La plateforme chimique de Villers-Saint-Paul, spécialisée dans les mousses anti-incendie de catégorie B qu’utilisent les pompiers, est en train de sombrer, à cause de Reach, un énième règlement européen, et de la surenchère bureaucratique de l’Anses. Sous prétexte de protéger l’environnement, vous imposez des normes qui étranglent les usines françaises tout en déléguant la pollution à d’autres. Le résultat est que la France se prive d’une industrie essentielle pendant que la production continue ailleurs Cette fermeture n’est que le début d’un effet domino : de nombreuses entreprises de la plateforme chimique de Villers-Saint-Paul, dont Arkema, risquent de suivre, menaçant encore des centaines d’emplois.

Chemours prévoyait d’investir 186 millions d’euros dans l’hydrogène vert. Ce projet, pourtant aligné avec vos objectifs de transition écologique, est aujourd’hui balayé d’un revers de main. Est-ce cela, votre vision de l’industrie en France ?

Au Rassemblement national, nous refusons d’enfoncer davantage nos industries, c’est pourquoi nous n’avons pas voté la proposition de loi interdisant les PFAS, qui n’ont pas tous la même dangerosité pour la santé humaine. En revanche, chaque licenciement économique est un drame humain. En suivant aveuglément les beuglements des ayatollahs verts, vous sacrifiez notre souveraineté industrielle sur l’autel de l’idéologie.
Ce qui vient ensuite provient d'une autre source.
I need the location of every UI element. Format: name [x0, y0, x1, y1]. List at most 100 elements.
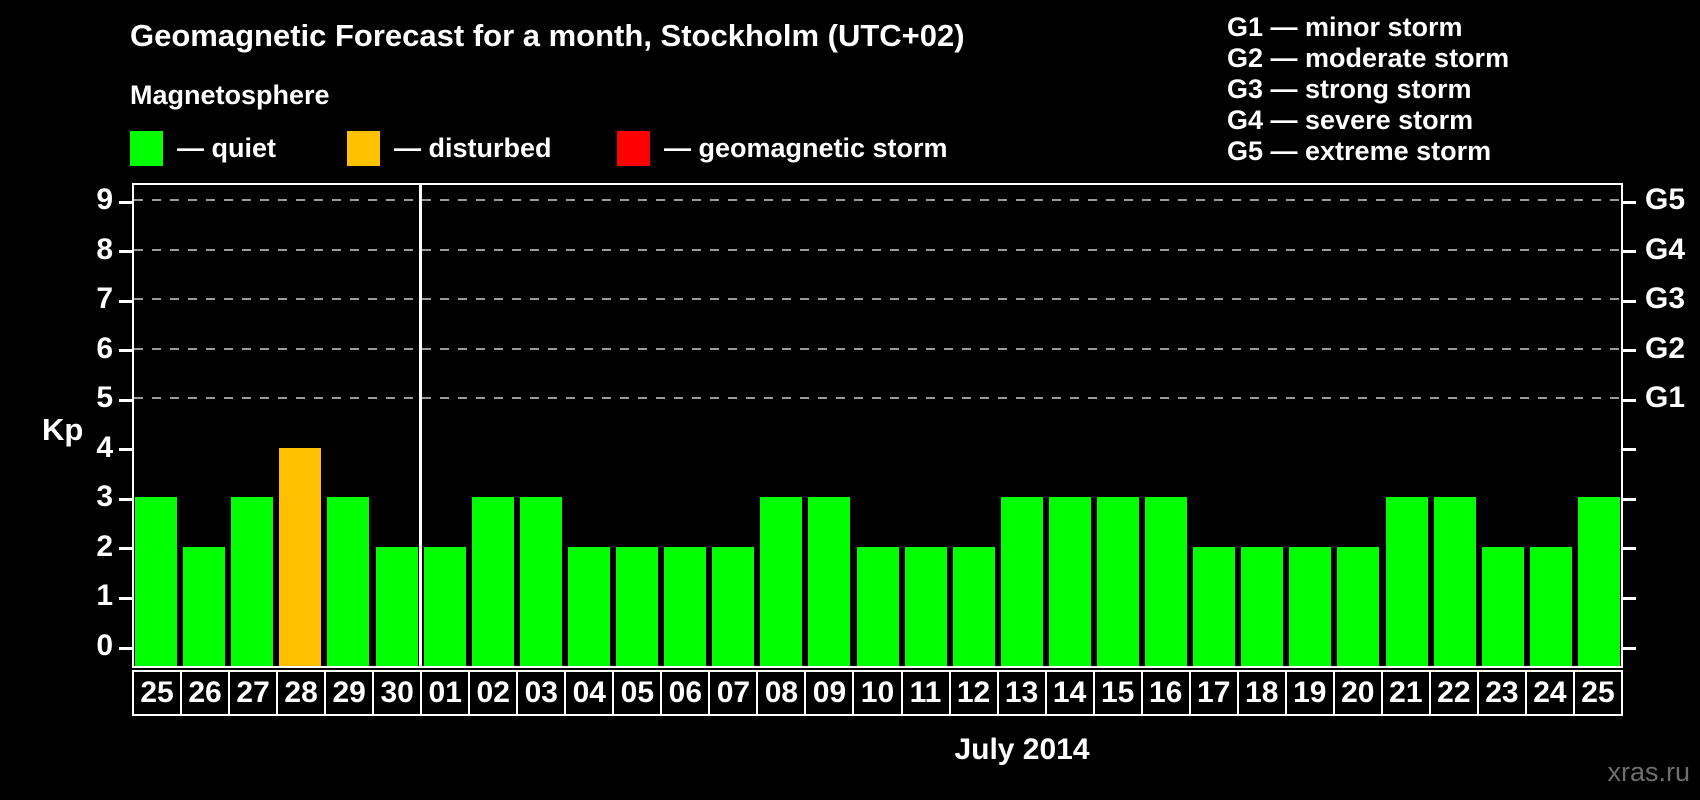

Jusqu’où irez-vous dans cette soumission aux technocrates de Bruxelles et aux petits militants d’ONG radicales ? Allez-vous laisser l’Union européenne et votre surinterprétation de ses normes achever nos usines ou allez-vous défendre l’industrie française avant qu’il n’en reste plus rien ? (Applaudissements sur les bancs des groupes RN et UDR.)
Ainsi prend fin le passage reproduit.